On Thursday June 29 Pulitzer-Prize winning reporter Nikole Hannah-Jones – named one of Time’s 100 most influential people in the world in 2021 – will join us at Kantine Walhalla for an interview on her groundbreaking 1619 Project. A project that became one of the most talked about journalistic achievements of the past years.

The 1619 Project is The New York Times Magazine’s award-winning reframing of American history that places slavery and its continuing legacy at the center of the countries’ national narrative. It offers a revealing new origin story for the United States, one that helps explain not only the persistence of anti-Black racism and inequality in American life today, but also the roots of so much of what makes the country unique. 

The 1619 Project speaks directly to our current moment, contextualizing the systems of race and caste that still define so much of American life today. It reveals the hidden truths around America’s founding and construction—and the way that the legacy of slavery did not end with emancipation, but continues to shape contemporary American life. And it provides important lessons and insights in relation to our own Dutch colonial past.

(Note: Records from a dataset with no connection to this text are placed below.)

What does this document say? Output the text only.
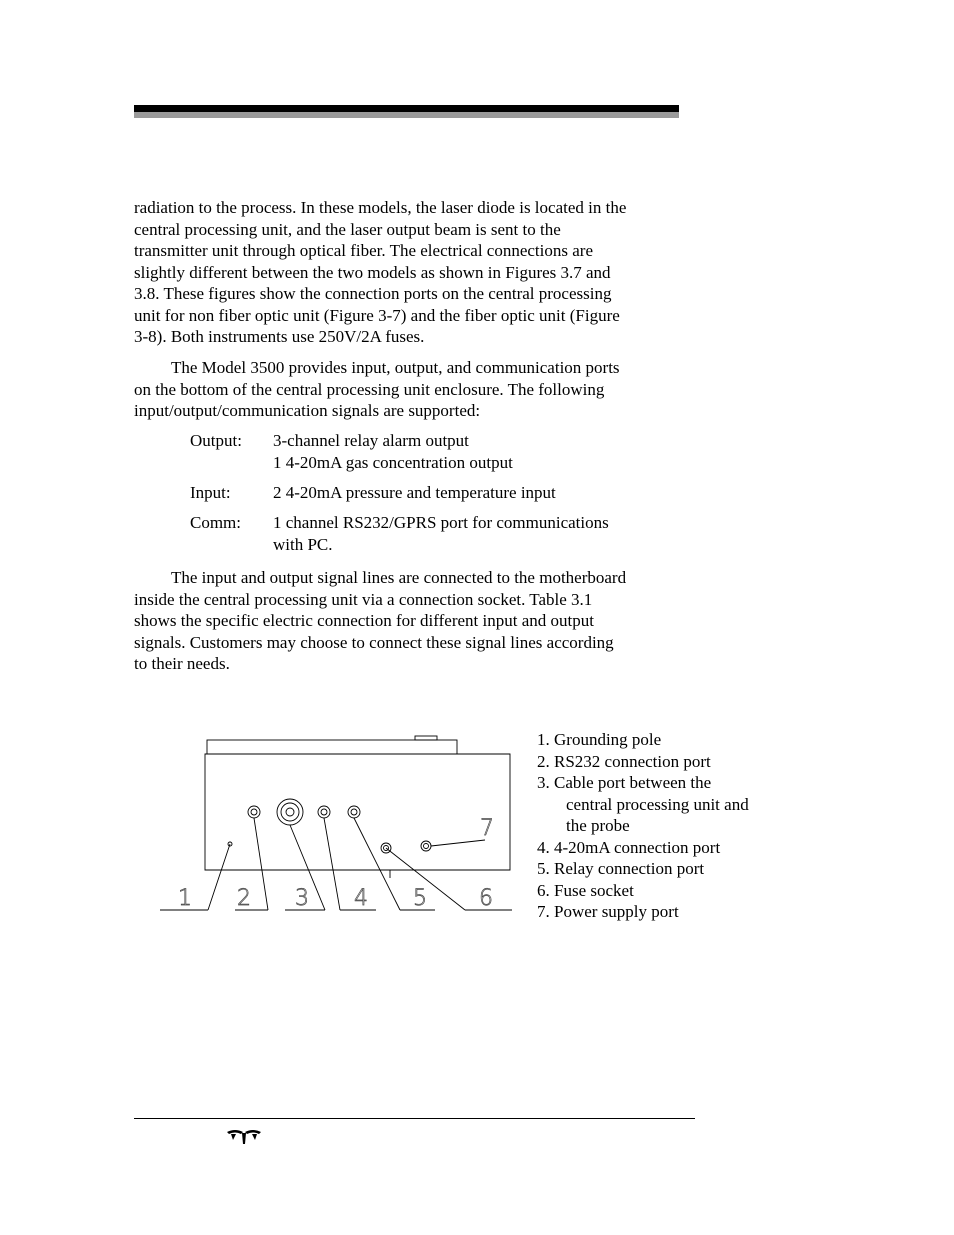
radiation to the process. In these models, the laser diode is located in the
central processing unit, and the laser output beam is sent to the
transmitter unit through optical fiber. The electrical connections are
slightly different between the two models as shown in Figures 3.7 and
3.8. These figures show the connection ports on the central processing
unit for non fiber optic unit (Figure 3-7) and the fiber optic unit (Figure
3-8). Both instruments use 250V/2A fuses.

The Model 3500 provides input, output, and communication ports
on the bottom of the central processing unit enclosure. The following
input/output/communication signals are supported:

Output:	3-channel relay alarm output
1 4-20mA gas concentration output
Input:	2 4-20mA pressure and temperature input
Comm:	1 channel RS232/GPRS port for communications
with PC.

The input and output signal lines are connected to the motherboard
inside the central processing unit via a connection socket. Table 3.1
shows the specific electric connection for different input and output
signals. Customers may choose to connect these signal lines according
to their needs.

1 2 3 4 5 6
7
1. Grounding pole
2. RS232 connection port
3. Cable port between the
central processing unit and
the probe
4. 4-20mA connection port
5. Relay connection port
6. Fuse socket
7. Power supply port
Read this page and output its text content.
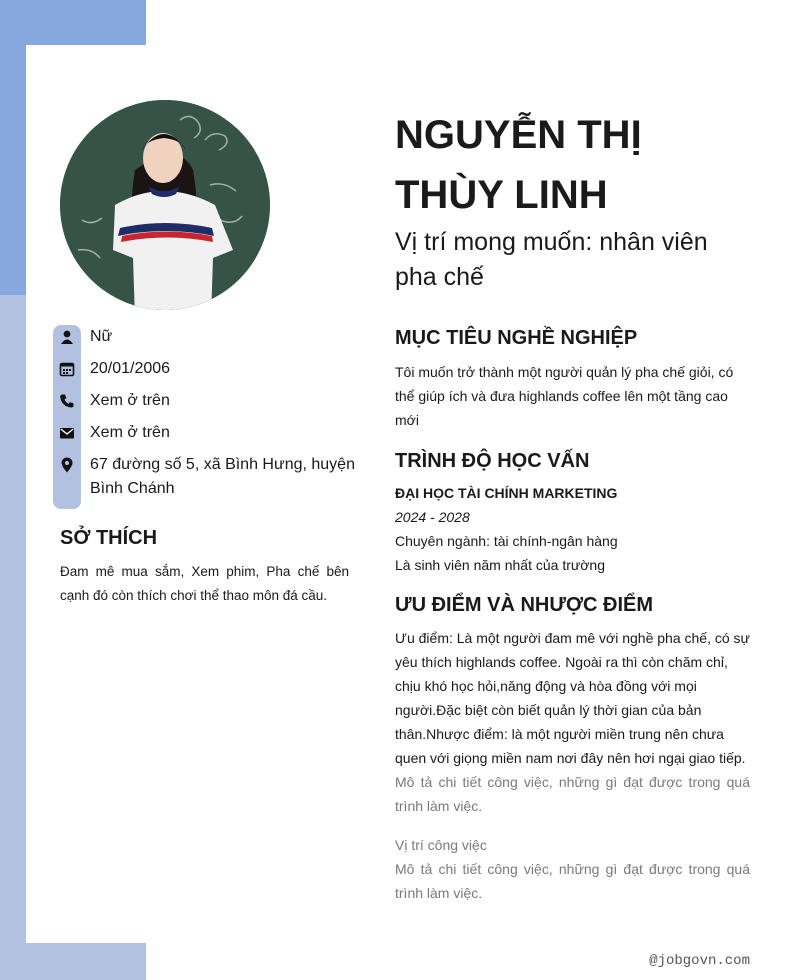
Nữ
20/01/2006
Xem ở trên
Xem ở trên
67 đường số 5, xã Bình Hưng, huyện Bình Chánh
SỞ THÍCH

Đam mê mua sắm, Xem phim, Pha chế bên cạnh đó còn thích chơi thể thao môn đá cầu.

NGUYỄN THỊ
THÙY LINH

Vị trí mong muốn: nhân viên pha chế

MỤC TIÊU NGHỀ NGHIỆP

Tôi muốn trở thành một người quản lý pha chế giỏi, có thể giúp ích và đưa highlands coffee lên một tầng cao mới

TRÌNH ĐỘ HỌC VẤN
ĐẠI HỌC TÀI CHÍNH MARKETING
2024 - 2028
Chuyên ngành: tài chính-ngân hàng
Là sinh viên năm nhất của trường
ƯU ĐIỂM VÀ NHƯỢC ĐIỂM

Ưu điểm: Là một người đam mê với nghề pha chế, có sự yêu thích highlands coffee. Ngoài ra thì còn chăm chỉ, chịu khó học hỏi,năng động và hòa đồng với mọi người.Đặc biệt còn biết quản lý thời gian của bản thân.Nhược điểm: là một người miền trung nên chưa quen với giọng miền nam nơi đây nên hơi ngại giao tiếp.

Mô tả chi tiết công việc, những gì đạt được trong quá trình làm việc.

Vị trí công việc

Mô tả chi tiết công việc, những gì đạt được trong quá trình làm việc.

@jobgovn.com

The evening is moderated by historian and journalist Marianne Klerk

Participants

Nikole Hannah-Jones

Nikole Hannah-Jones is a Pulitzer Prize–winning reporter covering racial injustice for The New York Times Magazine, and creator of the landmark 1619 Project. In 2017, she received a MacArthur Foundation Fellowship, known as the Genius Grant, for her work on educational inequality. In 2016, Hannah-Jones co-founded the Ida B. Wells Society for Investigative Reporting, a training and mentorship organization geared toward increasing the number of investigative reporters of color. In 2021, she was named one of Time’s 100 most influential people in the world.

Marianne Klerk

Marianne Klerk is a historian and programme curator. Working on the intersection of academia and the public debate, Marianne researches, curates debates and publishes on a variety of social and political topics, ranging from cultural heritage to neoliberalism. She is a senior lecturer in humanities at the Erasmus University College and a fellow at Debatpodium Arminius in Rotterdam. Currently, she is writing a book on the history of gentrification, titled ‘Stadtschmerz in tijden van gentrificatie’ (Boom uitgevers).